Art therapy is a technique that helps people heal their mental wounds and find peace through creative expression. Unfortunately, its effectiveness is still doubted by many of those who haven’t tried it, so it needs more highlight.
This type of therapy helps people communicate, express their true feelings and struggles, explore and analyze their personalities and experiences. The sessions not only include the process of creating art, but also a number of other psychotherapeutic methods.

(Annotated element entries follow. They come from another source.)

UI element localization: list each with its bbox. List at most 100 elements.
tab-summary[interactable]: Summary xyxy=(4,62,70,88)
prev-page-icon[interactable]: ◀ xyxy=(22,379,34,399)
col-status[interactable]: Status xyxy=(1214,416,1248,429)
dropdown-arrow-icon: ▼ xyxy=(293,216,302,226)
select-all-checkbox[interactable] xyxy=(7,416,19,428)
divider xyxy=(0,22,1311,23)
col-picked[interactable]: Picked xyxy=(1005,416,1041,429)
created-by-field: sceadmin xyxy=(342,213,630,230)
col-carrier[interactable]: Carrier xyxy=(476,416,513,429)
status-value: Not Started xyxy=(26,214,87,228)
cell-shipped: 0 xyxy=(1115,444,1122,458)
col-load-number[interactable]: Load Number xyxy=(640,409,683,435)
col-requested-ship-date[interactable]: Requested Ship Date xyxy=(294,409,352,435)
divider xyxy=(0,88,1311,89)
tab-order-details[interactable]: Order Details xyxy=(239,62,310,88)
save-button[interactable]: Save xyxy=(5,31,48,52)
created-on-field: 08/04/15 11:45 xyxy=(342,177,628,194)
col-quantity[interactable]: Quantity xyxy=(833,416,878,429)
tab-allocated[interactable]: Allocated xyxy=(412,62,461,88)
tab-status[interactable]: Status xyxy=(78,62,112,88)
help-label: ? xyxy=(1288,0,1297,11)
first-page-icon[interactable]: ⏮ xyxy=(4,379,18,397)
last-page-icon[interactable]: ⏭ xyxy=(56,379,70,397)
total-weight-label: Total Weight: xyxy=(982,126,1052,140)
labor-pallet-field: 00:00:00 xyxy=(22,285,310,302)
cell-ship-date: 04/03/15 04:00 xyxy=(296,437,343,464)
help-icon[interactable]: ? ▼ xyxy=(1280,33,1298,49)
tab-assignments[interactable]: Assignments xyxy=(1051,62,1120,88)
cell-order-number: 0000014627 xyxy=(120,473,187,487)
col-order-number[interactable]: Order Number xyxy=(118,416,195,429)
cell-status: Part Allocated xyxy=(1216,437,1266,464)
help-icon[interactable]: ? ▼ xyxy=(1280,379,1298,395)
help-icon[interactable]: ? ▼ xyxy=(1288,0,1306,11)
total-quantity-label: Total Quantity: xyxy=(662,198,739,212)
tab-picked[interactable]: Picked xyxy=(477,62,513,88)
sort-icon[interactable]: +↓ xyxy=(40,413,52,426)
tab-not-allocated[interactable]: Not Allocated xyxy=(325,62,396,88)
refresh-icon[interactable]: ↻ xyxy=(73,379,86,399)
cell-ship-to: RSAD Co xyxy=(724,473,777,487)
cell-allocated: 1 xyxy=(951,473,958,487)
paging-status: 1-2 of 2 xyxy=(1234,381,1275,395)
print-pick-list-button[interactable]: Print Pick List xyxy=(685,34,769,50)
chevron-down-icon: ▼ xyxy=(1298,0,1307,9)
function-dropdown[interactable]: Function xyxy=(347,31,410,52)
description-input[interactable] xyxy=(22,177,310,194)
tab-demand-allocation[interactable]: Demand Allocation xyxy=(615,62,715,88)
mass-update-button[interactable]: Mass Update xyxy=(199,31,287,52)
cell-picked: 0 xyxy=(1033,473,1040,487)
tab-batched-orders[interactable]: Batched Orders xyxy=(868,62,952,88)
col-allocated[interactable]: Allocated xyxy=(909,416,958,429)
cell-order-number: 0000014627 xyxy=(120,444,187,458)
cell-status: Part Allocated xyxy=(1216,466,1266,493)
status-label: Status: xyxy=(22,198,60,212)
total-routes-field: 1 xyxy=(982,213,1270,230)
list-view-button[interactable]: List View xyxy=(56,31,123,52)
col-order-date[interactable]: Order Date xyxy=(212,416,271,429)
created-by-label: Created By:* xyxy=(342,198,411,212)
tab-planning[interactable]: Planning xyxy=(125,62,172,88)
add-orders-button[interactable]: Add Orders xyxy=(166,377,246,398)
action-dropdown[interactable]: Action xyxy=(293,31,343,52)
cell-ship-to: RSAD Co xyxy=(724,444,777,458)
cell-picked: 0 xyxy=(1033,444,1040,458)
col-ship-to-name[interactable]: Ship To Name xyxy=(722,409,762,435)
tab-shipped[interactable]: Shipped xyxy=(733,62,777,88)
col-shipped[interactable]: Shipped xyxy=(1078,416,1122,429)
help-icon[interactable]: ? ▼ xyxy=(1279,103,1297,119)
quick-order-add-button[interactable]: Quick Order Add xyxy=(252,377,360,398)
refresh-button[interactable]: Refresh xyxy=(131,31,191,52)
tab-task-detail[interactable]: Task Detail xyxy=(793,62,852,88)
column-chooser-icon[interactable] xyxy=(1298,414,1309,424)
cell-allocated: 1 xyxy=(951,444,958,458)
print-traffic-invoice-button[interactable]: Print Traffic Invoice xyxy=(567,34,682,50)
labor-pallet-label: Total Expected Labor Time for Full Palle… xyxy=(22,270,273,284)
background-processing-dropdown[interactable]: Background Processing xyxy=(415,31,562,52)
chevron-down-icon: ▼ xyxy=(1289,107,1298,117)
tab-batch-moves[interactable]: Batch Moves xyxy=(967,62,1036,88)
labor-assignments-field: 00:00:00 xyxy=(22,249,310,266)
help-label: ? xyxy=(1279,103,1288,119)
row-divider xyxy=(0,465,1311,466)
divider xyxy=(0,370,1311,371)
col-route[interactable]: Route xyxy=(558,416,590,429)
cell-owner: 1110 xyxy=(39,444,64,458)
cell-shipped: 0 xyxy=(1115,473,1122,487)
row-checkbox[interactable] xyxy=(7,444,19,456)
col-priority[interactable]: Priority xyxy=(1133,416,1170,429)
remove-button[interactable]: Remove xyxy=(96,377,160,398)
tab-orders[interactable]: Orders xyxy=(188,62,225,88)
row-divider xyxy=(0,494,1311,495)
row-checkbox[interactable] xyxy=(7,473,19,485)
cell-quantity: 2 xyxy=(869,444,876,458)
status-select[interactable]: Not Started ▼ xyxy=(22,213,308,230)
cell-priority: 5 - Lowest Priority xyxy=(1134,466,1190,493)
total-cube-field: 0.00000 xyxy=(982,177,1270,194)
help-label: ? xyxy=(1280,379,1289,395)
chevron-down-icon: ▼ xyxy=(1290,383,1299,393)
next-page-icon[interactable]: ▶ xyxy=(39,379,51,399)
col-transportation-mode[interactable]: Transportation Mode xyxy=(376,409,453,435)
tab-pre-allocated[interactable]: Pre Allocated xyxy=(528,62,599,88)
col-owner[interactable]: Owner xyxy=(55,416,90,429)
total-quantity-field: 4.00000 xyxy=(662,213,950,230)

Art therapy is suitable for people of any nationality, educational background, occupation, or age, and this is what makes it so unique. If applied properly, it can help you improve your physical, mental, and emotional condition, healing you from traumatic experiences and psychological disorders.
When Art Therapy Can Help
Here are some of the cases when art therapy (combined with group therapy and such) may help:
- Clients (kids or adults) with classic mental health conditions
- Children with social or behavioral issues at school or kindergarten
- Adults suffering from constant severe stress and pressure
- Children suffering from learning disabilities
- Clients (kids and adults) who have suffered a brain damage
- Clients (kids and adults) who have suffered psychological trauma
People of all ages who have ever had/experienced domestic violence, depression, anxiety disorder, or any other trauma may find healing and relief in art therapy. It includes painting, drawing, sculpting, and other kinds of creative art, helping people open up about their problems.
They express so much through art, as all humans have been doing for thousands of years. Any work of art that we see in one or another way describes the condition the author was in at the moment or creating it. And it was only in the XX century that psychologists have noticed how it can be made a therapy.
How It’s Different from a Simple Art Class
Specialists in the field say that during an art class, the students learn certain techniques of drawing and painting, but mostly through copying something from the outside world. During art therapy sessions, they also learn more about the process of creating art itself, but their tutors get the pictures out of their minds, not from the outside world. Those pictures can show a big part of the emotional struggle of a client, and going from there, the healing may begin.
The most important part is to open up, and it’s usually the most difficult part as well. Creating art opens another channel for communication, which has already helped thousands of people find peace.